EPA announced yesterday that it will postpone the deadline for its review of rules that would change the way power plants and refineries are regulated for clean air violations.
The agency was supposed to give a report of its review of the New Source Review (NSR) program to the White House this week, but EPA Administrator Christie Whitman said the report will be delayed until sometime in September.
"This fall, we will put forward an ambitious proposal that will reduce air pollution from power plants significantly more than the existing system," said Whitman. "Subsequently, we will release the NSR report called for by the [the Bush administration''s] national energy plan."
The NSR program requires utilities and other industries to install pollution controls when a new facility is build, or when an existing facility makes changes that significantly increase emissions.
EPA initiated its review of the NSR program in response to a recommendation from the president''s National Energy Policy Development Group.

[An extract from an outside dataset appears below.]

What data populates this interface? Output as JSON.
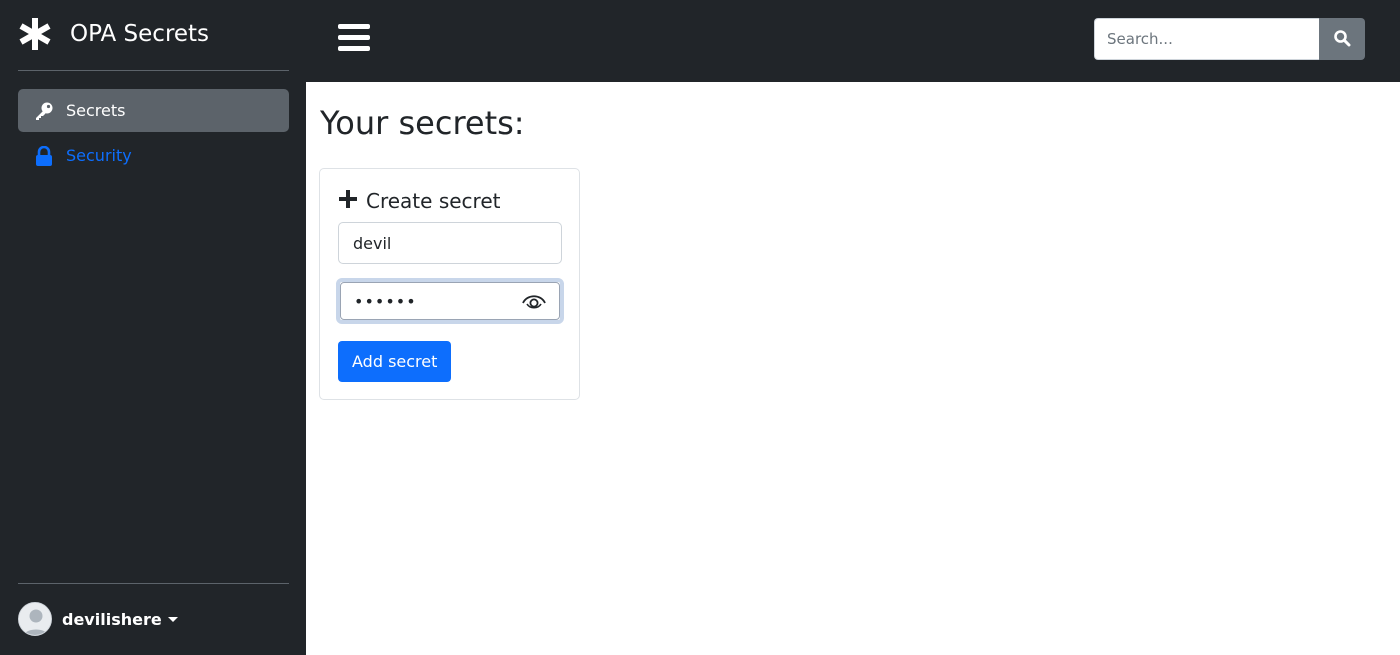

During EPA''s review of the NSR program, the agency met with more than 100 groups, held four public meetings and received more than 130,000 written comments from the public.
But environmental groups denounced the delay by EPA as a giveaway to industry, the cost of which will be measured in thousands of lives.
"This delay sends a clear signal that EPA is heading in the wrong direction despite public input, leaving the door open to a rollback of the NSR program at a later time," said Rebecca Stanfield, attorney for the U.S. Public Interest Research Group (PIRG). "That time could be as early as next month, after the agency releases the details of a legislative proposal to cap nitrogen, sulfur and mercury emissions from power plants. However, a power plant clean-up bill that does not include carbon dioxide reductions will not gain the support of the environmental community and is therefore highly unlikely to move in Congress. Such a proposal will only serve as a smokescreen behind which EPA is poised to weaken or eliminate key enforcement tools of the current Clean Air Act regulatory scheme."
The National Energy Policy Development Group also recommended that Department of Justice (DOJ) conduct an independent review of existing NSR enforcement actions to ensure they are consistent with the Clean Air Act.
The rules initiated by the Clinton administration have come under fire from refiners and power plant owners after EPA initiated several enforcement actions in 1999.
DOJ has already put on hold dozens of cases against utilities, oil companies and other firms accused or suspected of violating the Clean Air Act.
During the Clinton administration, DOJ and state authorities filed and mounted enforcement actions against 13 power companies for violations at 51 plants in 12 states.